The average mitochondrial membrane potential in fresh oocytes was significantly higher than that in aged oocytes (P < 0.05). The average oxygen consumption rate in aged oocytes was significantly lower than that in fresh oocytes (P < 0.05). Although total TFAM expression was unchanged, its colocalization with mitochondria decreased in aged oocytes. IVF and blastocyst formation rates for mitochondrion-injected aged oocytes were not significantly different from those for buffer-injected aged oocytes.

LARGE SCALE DATA

Not applicable.

LIMITATIONS, REASONS FOR CAUTION

A limitation of this study is that we did not examine the effects of microinjecting mitochondria from other somatic cell types into aged oocytes on their fertilization and embryonic development rates.

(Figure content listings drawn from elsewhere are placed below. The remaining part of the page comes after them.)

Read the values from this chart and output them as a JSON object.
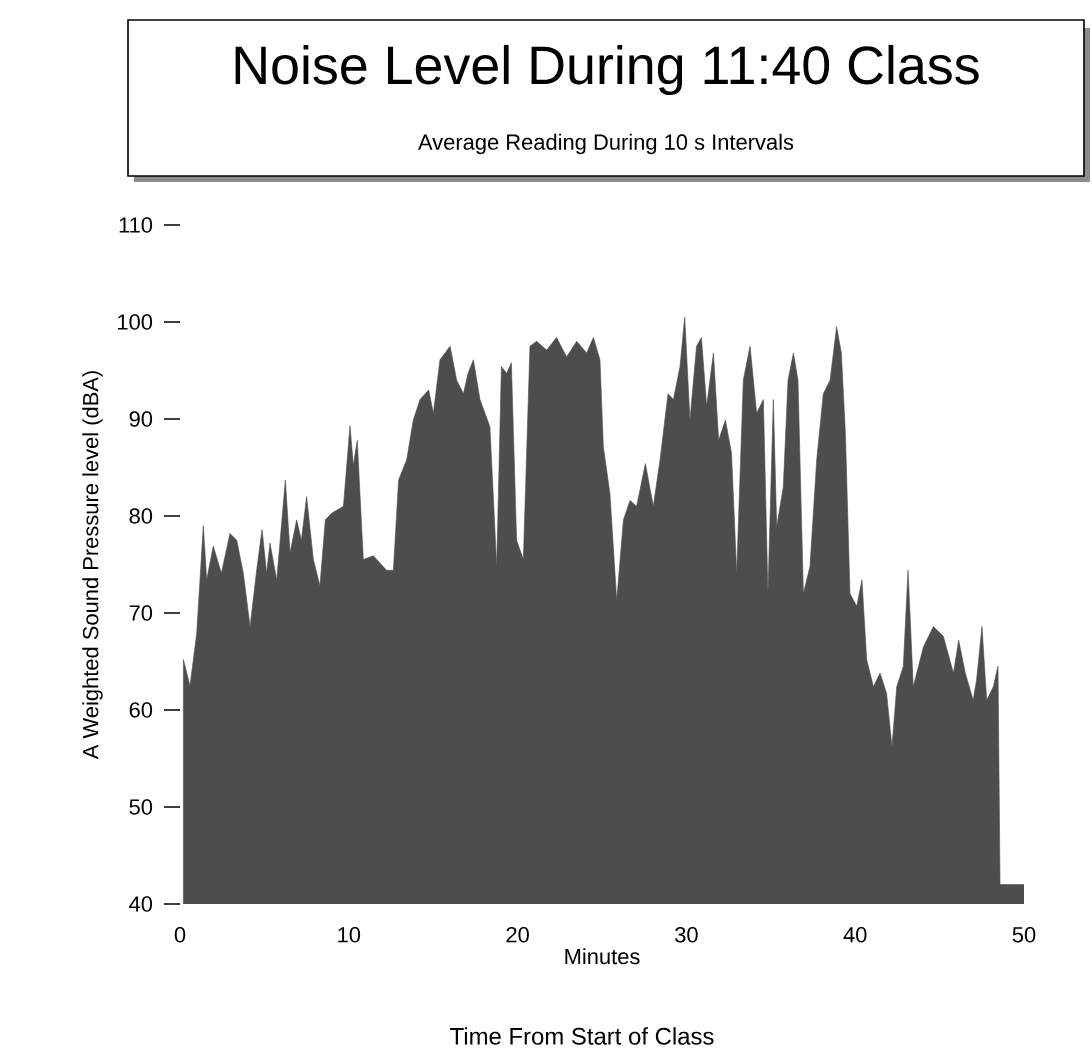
{
  "chart_data": {
    "type": "area",
    "title": "Noise Level During 11:40 Class",
    "subtitle": "Average Reading During 10 s Intervals",
    "xlabel": "Minutes",
    "ylabel": "A Weighted Sound Pressure level (dBA)",
    "annotations": [
      "Time From Start of Class"
    ],
    "xlim": [
      0,
      50
    ],
    "ylim": [
      40,
      110
    ],
    "xticks": [
      0,
      10,
      20,
      30,
      40,
      50
    ],
    "yticks": [
      40,
      50,
      60,
      70,
      80,
      90,
      100,
      110
    ],
    "series": [
      {
        "color": "#4d4d4d",
        "x": [
          0.2,
          0.59,
          0.99,
          1.38,
          1.58,
          1.97,
          2.45,
          2.96,
          3.36,
          3.75,
          4.15,
          4.54,
          4.86,
          5.13,
          5.33,
          5.73,
          6.24,
          6.52,
          6.91,
          7.19,
          7.5,
          7.9,
          8.29,
          8.61,
          9.0,
          9.68,
          10.07,
          10.27,
          10.5,
          10.86,
          11.45,
          12.24,
          12.64,
          12.95,
          13.43,
          13.82,
          14.22,
          14.73,
          15.01,
          15.4,
          16.0,
          16.39,
          16.79,
          17.06,
          17.38,
          17.77,
          18.36,
          18.76,
          19.04,
          19.35,
          19.63,
          19.94,
          20.34,
          20.73,
          21.13,
          21.72,
          22.31,
          22.9,
          23.5,
          24.09,
          24.49,
          24.88,
          25.08,
          25.47,
          25.87,
          26.27,
          26.66,
          27.05,
          27.57,
          28.04,
          28.44,
          28.91,
          29.23,
          29.62,
          29.9,
          30.21,
          30.6,
          30.89,
          31.2,
          31.6,
          31.91,
          32.31,
          32.67,
          32.98,
          33.37,
          33.77,
          34.16,
          34.56,
          34.83,
          35.15,
          35.35,
          35.74,
          36.02,
          36.34,
          36.61,
          36.93,
          37.32,
          37.72,
          38.11,
          38.51,
          38.9,
          39.18,
          39.42,
          39.69,
          40.09,
          40.4,
          40.68,
          41.08,
          41.47,
          41.86,
          42.18,
          42.46,
          42.85,
          43.13,
          43.44,
          44.04,
          44.63,
          45.22,
          45.82,
          46.13,
          46.52,
          46.99,
          47.19,
          47.51,
          47.79,
          48.18,
          48.46,
          48.58,
          50
        ],
        "values": [
          65.2,
          62.5,
          67.9,
          79,
          73.4,
          76.9,
          74.1,
          78.2,
          77.5,
          74.1,
          68.6,
          74.4,
          78.6,
          74.1,
          77.2,
          73.4,
          83.7,
          76.2,
          79.6,
          77.5,
          82,
          75.5,
          72.8,
          79.6,
          80.3,
          81,
          89.3,
          85.2,
          87.8,
          75.5,
          75.9,
          74.4,
          74.4,
          83.7,
          85.8,
          89.9,
          92,
          93,
          90.6,
          96.1,
          97.5,
          94,
          92.6,
          94.7,
          96.1,
          92,
          89.2,
          74.8,
          95.4,
          94.7,
          95.8,
          77.5,
          75.5,
          97.5,
          98,
          97.1,
          98.4,
          96.4,
          98,
          96.8,
          98.4,
          96.1,
          87.1,
          82.3,
          71.3,
          79.6,
          81.6,
          81,
          85.4,
          81,
          85.8,
          92.6,
          92,
          95.4,
          100.5,
          89.9,
          97.5,
          98.4,
          91.3,
          96.8,
          87.8,
          89.9,
          86.5,
          74.1,
          94,
          97.5,
          90.6,
          92,
          72,
          92,
          78.9,
          83,
          94,
          96.8,
          94,
          72,
          74.8,
          85.8,
          92.6,
          94,
          99.5,
          96.8,
          88.5,
          72,
          70.7,
          73.4,
          65.2,
          62.4,
          63.8,
          61.7,
          56.2,
          62.4,
          64.5,
          74.4,
          62.4,
          66.5,
          68.6,
          67.6,
          63.8,
          67.2,
          63.8,
          61,
          63.1,
          68.6,
          61,
          62.4,
          64.5,
          42,
          42
        ]
      }
    ]
  }
}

WIDER IMPLICATIONS OF THE FINDINGS

The results from the present study showed that poor embryonic development was associated with impairment of mitochondrial functions in in vivo-aged oocytes. However, the microinjection of mitochondria from liver cells did not improve the low fertilization and embryonic development rates of aged oocytes. It remains to be demonstrated whether oocyte quality can be rescued by the transfer of cytosolic factors or cellular organelles, such as the endoplasmic reticulum or mitochondria, from specific cell types.

STUDY FUNDING/COMPETING INTEREST(S)

This study was supported by Grants-in-Aid for General Science Research to Toshifumi Takahashi (No. 25462550) and Hideki Igarashi (No. 26462474). The funding source played no role in study design in the collection, analysis, and interpretation of data; in the writing of the report; and in the decision to submit the article for publication. The authors have no conflict of interest to disclose.